Results: The mean age of studied diabetics was 51.34±12.576 year, 64.5 % of them were females, 73 % lived in rural areas, and 67.5 % of them were illiterate. Concerning knowledge items, the vast  majority of them did not know the following points with variable percentages: types of diabetes mellitus 99.5 %, complications of diabetes 94 %, how to avoid these complications 97.5 %, risk factors for diabetes  98 %, relation between diabetes and obesity 96.5 %, their actual body weight 96 %, ideal body weight 99.5 %, types of oral anti-diabetic drugs 99.5 %, and types of insulin 99.5 %.Only 29 % of the patients knew the symptoms of diabetes, and  only 24.5 % of the patients knew treatment of diabetes. Concerning attitudes, only 23.5 % of the patients thought that foot examination was important for blood sugar control, 10 % agreed that sport has a role in regulation of blood sugar, 19 % thought that insulin has many side-effects and  18 % thought that it is used only in late stages of the disease. On the other hand, 85.5 % agreed that diet control has a role in blood glucose regulation, 53 % agreed that complications of diabetes can be avoided if sticking to diet regimen and drug therapy. Concerning skills of the studied group, 98.9 % of those receiving insulin, stored it in the refrigerator, and 72.2 % of them receive insulin before meals by about 30 minutes, 92.7 % of the patients who knew manifestations of hypoglycemia responded to it correctly by having sugar, and 71.4 % of the patients who knew manifestations of hyperglycemia responded to it correctly by consulting their doctors, 59.6 % did not walk bare-footed, and 64 % of them practiced frequent foot washing. On the other, 0.5 % performed regular self-urine analysis, 1 % performed regular self-blood-glucose testing, 60 % of those on insulin did not give shots by themselves, 70 % of them did not receive insulin injections correctly, 96.5 % of the patients did not dry their feet after washing, 81.5 % wore either unfitting or hard shoes, 98 % of them did not perform regular foot examination, 92 % did not seek medical advice if having foot wound, none of the patients practiced sport and 100 % did not carry diabetes identification card.

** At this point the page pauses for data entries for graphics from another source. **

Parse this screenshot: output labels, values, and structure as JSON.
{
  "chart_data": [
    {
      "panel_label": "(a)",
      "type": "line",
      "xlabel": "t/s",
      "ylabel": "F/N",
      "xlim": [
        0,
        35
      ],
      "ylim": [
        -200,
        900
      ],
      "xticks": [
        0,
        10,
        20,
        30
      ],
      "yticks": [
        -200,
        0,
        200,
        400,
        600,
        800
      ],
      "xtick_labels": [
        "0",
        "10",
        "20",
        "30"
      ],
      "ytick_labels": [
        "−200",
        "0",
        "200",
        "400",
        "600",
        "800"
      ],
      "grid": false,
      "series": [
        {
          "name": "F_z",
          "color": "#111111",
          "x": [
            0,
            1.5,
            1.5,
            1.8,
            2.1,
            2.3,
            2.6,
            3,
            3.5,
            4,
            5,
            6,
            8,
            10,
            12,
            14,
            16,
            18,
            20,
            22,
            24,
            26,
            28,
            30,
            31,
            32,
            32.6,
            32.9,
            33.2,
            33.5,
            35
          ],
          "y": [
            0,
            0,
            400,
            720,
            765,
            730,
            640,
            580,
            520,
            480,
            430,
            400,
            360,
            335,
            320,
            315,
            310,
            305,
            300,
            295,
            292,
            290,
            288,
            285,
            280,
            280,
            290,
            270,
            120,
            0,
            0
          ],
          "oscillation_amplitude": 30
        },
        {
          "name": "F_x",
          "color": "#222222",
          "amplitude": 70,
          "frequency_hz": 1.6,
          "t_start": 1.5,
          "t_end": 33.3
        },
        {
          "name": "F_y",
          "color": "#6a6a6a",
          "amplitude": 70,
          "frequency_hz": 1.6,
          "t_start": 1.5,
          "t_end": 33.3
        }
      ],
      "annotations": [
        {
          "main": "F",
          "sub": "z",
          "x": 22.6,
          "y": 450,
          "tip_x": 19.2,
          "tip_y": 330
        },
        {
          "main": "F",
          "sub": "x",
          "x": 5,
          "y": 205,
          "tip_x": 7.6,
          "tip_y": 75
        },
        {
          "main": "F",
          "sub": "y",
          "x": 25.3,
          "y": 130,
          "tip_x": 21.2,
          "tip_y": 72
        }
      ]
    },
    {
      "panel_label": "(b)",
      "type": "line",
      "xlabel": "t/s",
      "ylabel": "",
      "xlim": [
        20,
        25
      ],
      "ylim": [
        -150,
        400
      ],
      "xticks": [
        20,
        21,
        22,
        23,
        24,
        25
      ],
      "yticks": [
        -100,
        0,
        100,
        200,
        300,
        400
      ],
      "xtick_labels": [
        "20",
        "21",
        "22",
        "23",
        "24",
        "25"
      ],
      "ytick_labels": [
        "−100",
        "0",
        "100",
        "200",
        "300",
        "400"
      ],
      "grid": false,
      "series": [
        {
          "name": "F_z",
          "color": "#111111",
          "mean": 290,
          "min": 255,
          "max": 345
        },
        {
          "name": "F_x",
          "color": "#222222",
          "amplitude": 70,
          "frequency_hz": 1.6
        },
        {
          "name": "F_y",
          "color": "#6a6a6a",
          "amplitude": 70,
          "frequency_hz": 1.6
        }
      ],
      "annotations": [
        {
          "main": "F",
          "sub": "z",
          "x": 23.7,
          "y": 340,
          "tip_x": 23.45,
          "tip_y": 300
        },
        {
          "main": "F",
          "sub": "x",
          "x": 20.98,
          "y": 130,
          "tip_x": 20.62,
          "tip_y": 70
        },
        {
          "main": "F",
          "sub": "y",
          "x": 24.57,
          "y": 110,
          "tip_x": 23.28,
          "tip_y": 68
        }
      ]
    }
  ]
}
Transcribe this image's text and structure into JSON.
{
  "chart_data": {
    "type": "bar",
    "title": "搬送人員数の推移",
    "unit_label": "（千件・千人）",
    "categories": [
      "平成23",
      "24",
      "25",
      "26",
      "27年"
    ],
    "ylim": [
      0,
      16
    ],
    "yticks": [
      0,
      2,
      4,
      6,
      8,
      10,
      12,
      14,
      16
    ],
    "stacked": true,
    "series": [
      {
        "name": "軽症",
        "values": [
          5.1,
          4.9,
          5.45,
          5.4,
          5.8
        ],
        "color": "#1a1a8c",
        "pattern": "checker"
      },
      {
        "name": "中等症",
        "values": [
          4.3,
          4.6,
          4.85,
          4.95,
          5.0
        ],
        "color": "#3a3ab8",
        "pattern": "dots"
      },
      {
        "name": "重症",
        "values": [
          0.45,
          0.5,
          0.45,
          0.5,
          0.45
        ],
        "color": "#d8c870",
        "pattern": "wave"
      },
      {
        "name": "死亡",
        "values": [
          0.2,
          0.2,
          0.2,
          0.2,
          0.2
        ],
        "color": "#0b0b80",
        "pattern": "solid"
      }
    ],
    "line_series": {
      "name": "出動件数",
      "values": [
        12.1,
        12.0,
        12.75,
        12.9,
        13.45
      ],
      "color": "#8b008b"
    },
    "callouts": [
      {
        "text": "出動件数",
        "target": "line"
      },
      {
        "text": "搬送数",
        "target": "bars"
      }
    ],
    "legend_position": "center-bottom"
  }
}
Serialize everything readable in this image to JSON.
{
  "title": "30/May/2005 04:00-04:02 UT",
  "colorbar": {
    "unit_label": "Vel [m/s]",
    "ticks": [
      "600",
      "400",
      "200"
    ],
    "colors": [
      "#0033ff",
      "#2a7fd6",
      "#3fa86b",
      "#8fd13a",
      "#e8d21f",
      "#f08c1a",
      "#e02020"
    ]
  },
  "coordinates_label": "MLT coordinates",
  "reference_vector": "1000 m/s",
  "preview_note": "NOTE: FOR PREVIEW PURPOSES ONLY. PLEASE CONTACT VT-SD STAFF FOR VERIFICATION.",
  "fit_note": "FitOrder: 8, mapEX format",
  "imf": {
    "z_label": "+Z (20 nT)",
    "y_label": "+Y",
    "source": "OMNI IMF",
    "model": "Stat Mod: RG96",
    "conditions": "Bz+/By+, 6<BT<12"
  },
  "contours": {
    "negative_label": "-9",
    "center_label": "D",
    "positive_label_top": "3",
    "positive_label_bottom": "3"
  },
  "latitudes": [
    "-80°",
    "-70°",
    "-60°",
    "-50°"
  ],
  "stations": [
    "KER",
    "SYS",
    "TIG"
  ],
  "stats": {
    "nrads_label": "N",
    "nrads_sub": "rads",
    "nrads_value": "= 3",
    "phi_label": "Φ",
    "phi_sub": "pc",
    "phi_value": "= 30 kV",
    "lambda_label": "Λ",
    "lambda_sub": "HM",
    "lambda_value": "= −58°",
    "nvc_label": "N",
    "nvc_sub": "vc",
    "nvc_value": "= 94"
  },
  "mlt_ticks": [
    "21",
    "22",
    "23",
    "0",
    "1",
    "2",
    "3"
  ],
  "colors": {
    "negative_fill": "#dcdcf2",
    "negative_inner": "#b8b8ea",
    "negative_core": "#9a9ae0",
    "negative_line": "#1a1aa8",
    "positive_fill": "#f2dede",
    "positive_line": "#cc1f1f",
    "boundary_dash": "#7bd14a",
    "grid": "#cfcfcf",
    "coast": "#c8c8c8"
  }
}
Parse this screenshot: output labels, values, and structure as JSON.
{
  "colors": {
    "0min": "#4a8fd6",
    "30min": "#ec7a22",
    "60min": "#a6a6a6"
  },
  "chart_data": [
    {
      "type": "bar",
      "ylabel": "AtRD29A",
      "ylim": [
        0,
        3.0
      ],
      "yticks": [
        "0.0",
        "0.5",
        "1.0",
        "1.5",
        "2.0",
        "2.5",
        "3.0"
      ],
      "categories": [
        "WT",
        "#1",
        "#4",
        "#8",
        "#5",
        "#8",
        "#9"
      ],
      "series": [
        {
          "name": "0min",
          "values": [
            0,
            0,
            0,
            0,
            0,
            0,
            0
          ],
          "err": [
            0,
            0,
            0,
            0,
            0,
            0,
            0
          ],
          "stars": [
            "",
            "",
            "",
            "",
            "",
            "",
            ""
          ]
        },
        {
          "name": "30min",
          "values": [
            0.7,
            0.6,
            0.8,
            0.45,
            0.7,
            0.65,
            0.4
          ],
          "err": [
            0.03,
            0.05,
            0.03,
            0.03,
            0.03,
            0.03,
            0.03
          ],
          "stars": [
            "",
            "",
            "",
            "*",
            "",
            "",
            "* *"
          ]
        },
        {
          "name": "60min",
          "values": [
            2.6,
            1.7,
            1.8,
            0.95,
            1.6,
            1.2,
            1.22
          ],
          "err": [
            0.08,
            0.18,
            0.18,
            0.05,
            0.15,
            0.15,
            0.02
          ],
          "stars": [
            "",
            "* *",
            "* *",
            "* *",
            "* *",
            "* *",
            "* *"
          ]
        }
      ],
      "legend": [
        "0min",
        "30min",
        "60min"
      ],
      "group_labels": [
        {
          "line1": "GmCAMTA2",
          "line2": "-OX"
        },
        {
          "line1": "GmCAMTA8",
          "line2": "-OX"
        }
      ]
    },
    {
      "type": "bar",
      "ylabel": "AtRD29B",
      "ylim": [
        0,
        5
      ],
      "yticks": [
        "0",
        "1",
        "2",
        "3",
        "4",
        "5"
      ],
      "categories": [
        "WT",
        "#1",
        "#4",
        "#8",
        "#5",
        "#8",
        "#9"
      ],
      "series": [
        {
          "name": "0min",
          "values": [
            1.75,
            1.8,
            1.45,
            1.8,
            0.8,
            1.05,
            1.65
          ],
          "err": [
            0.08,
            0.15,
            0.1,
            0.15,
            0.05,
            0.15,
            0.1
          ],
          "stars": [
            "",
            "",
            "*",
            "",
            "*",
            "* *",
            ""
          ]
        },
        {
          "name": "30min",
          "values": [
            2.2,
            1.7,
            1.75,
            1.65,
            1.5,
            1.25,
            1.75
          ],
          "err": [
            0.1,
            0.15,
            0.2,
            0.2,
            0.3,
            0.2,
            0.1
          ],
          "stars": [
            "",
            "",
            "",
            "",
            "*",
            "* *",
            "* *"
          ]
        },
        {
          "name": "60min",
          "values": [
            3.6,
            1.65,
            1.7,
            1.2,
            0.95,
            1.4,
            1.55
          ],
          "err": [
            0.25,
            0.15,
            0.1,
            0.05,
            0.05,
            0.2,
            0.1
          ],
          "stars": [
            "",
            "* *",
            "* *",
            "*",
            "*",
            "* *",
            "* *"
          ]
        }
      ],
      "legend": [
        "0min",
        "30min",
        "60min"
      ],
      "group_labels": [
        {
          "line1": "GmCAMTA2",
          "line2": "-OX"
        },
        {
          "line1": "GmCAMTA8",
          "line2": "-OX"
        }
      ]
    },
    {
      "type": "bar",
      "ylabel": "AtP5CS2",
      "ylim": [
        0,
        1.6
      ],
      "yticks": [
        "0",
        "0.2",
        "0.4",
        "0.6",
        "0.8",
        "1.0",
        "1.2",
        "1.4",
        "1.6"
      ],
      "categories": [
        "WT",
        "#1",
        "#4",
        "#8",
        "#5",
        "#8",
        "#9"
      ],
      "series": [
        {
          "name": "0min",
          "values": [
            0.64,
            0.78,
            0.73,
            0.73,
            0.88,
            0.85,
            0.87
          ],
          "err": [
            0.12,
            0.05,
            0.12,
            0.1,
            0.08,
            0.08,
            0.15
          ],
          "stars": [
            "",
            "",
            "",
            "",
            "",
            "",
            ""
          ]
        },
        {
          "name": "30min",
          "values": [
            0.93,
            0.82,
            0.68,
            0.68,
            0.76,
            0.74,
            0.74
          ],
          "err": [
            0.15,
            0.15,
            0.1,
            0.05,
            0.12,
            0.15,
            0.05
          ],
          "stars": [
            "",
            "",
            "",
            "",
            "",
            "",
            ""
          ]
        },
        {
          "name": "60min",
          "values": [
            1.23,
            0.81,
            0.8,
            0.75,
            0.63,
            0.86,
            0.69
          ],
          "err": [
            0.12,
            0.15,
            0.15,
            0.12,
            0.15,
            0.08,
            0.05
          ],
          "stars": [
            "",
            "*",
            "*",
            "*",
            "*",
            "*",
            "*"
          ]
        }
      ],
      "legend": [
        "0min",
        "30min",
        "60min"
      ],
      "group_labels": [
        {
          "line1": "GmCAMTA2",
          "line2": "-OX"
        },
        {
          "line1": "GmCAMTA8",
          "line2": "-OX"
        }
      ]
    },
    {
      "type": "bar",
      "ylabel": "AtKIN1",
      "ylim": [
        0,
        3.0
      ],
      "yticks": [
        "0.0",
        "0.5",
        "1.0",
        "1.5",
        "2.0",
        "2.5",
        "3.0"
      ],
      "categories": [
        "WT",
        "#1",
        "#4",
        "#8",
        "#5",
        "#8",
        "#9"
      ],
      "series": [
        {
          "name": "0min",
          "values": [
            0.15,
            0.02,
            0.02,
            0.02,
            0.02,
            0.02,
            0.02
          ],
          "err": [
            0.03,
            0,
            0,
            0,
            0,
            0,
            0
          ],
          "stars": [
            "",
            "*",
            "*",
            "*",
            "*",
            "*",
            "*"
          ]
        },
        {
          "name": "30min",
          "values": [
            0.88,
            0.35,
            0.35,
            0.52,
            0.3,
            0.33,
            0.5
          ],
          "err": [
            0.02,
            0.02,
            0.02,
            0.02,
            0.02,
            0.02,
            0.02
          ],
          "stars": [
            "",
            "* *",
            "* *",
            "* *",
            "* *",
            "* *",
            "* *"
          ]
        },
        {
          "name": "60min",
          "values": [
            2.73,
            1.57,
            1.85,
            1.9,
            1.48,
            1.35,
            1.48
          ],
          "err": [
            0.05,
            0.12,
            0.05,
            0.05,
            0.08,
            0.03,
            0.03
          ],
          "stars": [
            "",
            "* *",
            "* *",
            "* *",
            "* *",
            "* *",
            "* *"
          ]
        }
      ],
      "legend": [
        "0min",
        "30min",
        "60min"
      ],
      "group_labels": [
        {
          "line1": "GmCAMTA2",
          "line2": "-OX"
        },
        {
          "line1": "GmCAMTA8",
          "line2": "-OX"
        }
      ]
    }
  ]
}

Conclusion: The present study revealed that the diabetics in an Upper Egyptian locality have deficient knowledge about their disease. Also, their attitudes were negative towards most of the items related to the disease, and they have deficient  skills in dealing with their diabetes. So, we should stress on these points of shortage when constructing any diabetes educational programs.